Mainstream GOP upbeat after sweeping tea party

WASHINGTON — Mainstream conservatives ran the table in Senate Republican primaries as tea party upstarts lost all six challenges to GOP incumbents, leaving the establishment upbeat about midterm elections and the insurgent movement beaten but unbowed.

Tennessee Sen. Lamar Alexander’s narrow win Aug. 7 and Kansas Sen. Pat Roberts’ triumph Aug. 5 dashed the tea party’s last hopes of knocking out a sitting senator. Earlier this year, incumbents prevailed in Texas, Kentucky, South Carolina and Mississippi for a party intent on nominating viable candidates and winning Senate control in November’s contests.

Republicans need to net six seats for the majority. Democrats currently hold a 55-45 advantage.

“The last two cycles we nominated some people who were not the best candidates for the general election,” Senate Minority Leader Mitch McConnell, R-Ky., told reporters during a campaign stop in Hindman, Kentucky. “In 2014, I’m hard-pressed to think of a single state where we don’t have the best nominee possible in order to do what this is all about, which is to actually get elected and make policy.

“We had a good cycle so far, it doesn’t guarantee the outcome,” he said.

Republicans blame tea partyers and flawed candidates for squandering the party’s shot at Senate control in 2010 and 2012, especially in Delaware, Nevada, Colorado, Missouri and Indiana. Months ago, McConnell vowed to “crush” tea party candidates, and the National Republican Senatorial Committee invested money, staff and time, including more than 40,000 phone calls in Kansas in the final three weeks of the campaign.

Tea partyers and other outside groups acknowledged the beat down.

“If you kind of look at this like a baseball game, you guys totally struck out, done, you’re gone,” said Daniel Horowitz, a strategist who formerly worked with the Madison Project, one of several conservative groups that have spent money against GOP incumbents.

By comparison, tea partyers and outside groups upended Sen.
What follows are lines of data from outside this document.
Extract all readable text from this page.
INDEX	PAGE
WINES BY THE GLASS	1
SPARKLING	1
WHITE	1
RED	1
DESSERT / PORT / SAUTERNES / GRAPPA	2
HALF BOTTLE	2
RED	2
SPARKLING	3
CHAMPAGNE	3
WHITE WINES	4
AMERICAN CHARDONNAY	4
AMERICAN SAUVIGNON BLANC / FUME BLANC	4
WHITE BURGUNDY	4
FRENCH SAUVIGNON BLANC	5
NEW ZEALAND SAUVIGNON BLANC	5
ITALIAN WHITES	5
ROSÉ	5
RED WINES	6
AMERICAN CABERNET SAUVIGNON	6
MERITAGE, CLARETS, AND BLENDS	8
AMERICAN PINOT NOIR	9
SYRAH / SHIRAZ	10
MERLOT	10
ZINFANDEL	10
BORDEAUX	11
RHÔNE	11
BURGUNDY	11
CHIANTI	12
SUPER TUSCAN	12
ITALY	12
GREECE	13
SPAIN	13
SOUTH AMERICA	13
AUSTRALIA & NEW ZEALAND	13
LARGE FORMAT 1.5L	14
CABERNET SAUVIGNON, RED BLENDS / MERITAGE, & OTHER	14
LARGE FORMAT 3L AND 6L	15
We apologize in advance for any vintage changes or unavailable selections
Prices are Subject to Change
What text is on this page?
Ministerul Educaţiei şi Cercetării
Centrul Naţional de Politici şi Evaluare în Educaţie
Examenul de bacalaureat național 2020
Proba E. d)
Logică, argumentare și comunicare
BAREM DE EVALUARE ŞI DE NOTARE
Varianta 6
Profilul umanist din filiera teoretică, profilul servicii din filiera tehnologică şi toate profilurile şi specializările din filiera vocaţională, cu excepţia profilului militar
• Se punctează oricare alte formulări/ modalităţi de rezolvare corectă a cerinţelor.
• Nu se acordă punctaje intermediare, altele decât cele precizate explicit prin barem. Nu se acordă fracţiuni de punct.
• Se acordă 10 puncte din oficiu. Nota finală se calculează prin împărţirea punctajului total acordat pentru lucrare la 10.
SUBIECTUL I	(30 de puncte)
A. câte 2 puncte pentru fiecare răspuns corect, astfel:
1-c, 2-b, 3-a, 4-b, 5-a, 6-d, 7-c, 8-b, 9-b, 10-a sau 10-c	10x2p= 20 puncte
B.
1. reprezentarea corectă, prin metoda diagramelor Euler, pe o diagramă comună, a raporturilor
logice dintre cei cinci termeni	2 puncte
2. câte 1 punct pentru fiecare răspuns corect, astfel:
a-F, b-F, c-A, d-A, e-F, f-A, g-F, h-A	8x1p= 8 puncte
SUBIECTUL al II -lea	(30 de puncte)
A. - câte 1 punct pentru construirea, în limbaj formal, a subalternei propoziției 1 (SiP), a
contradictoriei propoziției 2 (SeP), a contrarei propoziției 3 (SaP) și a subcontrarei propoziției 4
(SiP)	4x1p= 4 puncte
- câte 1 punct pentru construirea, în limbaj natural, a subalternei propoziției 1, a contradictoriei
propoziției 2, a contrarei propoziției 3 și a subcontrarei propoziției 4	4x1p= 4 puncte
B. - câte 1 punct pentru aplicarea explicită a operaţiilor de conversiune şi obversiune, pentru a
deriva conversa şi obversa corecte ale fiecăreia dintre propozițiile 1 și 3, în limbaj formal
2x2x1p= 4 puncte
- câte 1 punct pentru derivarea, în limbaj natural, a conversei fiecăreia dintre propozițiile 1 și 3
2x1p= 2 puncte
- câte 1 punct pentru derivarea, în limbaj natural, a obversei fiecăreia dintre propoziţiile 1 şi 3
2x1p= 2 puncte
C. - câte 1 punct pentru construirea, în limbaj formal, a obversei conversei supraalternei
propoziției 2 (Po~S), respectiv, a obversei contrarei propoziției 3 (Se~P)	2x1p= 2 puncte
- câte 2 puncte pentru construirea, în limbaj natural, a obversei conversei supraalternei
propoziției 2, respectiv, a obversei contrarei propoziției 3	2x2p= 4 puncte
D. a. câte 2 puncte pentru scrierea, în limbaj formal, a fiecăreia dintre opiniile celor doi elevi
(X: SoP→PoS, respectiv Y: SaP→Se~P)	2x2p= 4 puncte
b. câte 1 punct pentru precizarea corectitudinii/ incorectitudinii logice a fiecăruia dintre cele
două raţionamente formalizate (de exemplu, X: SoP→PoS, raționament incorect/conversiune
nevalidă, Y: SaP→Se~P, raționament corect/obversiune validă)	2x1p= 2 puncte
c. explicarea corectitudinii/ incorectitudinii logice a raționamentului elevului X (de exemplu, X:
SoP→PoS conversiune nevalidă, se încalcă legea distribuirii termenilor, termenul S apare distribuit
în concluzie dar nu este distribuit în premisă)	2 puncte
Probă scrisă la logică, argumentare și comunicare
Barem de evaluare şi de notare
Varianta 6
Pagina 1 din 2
Richard Lugar of Indiana in 2012. The 2010 midterms claimed Sen. Bob Bennett of Utah, who lost at a party convention, and Alaska Sen. Lisa Murkowski, who later won re-election as a write-in candidate.

But Horowitz and others insist that the numbers fail to account for the movement’s success in forcing incumbents to move right on issues such as immigration, federal spending and reauthorization of the Export-Import Bank, the government agency that provides loans, loan guarantees and credit insurance to help foreign buyers purchase American-made products.

Business groups are pushing hard for the bank’s renewal, but conservative groups are opposed, saying it amounts to corporate welfare.

Tea partyers say they have co-opted the Republican Party, especially the rank and file in the House who last week forced the leadership to allow a vote on legislation rolling back a program for young immigrants leaving here illegally that the GOP establishment has embraced. The House passed the measure.

“If we’re just a bunch of crazies who can’t gain any traction, they wouldn’t worry about us,” Horowitz said of the Republican establishment. Instead, he said, the movement has “converted people without firing a shot.”

Republicans have nominated tea party and establishment-backed candidates in open seat races — Ben Sasse in Nebraska, Joni Ernst in Iowa and Steve Daines in Montana.

Tea partyers and other groups said some of their little-known candidates faced a daunting task, running against entrenched, well-funded incumbents who had far better name recognition. Despite those odds, Kansas’ Milton Wolf held Roberts below 50 percent. In fact, Wolf’s percentage combined with two other primary candidates totaled more than what Roberts registered.

Alexander also was held below 50 percent in his primary.

“People get caught in a system become risk-averse and change-averse,” said Sal Russo of the Tea Party Express.

Particularly galling for the GOP establishment was the millions of dollars spent by outside groups against GOP incumbents in past election cycles and this year — money that could have been used to target Democrats. On Friday, Republicans made clear that any victory lap would wait until November, but the animosity toward the outside groups had not diminished.

Brad Dayspring, a spokesman for the National Republican Senatorial Committee, said the frustration is with “DC-based for-profit cannibal conservative groups that spent over $20 million against Republican candidates and have not a single thing to show for it. These groups, like Senate Conservatives Fund, actually say that winning doesn’t matter, which in some weird way might explain their eagerness to back fringe, irrevocably flawed candidates who have now proven incapable of winning general elections and primaries as well.”

The groups aren’t backing down.

“Our enthusiasm is not going to be diminished because we came up short in some races,” said Kevin Broughton, spokesman for the Tea Party Patriots, who said the group would redouble its efforts.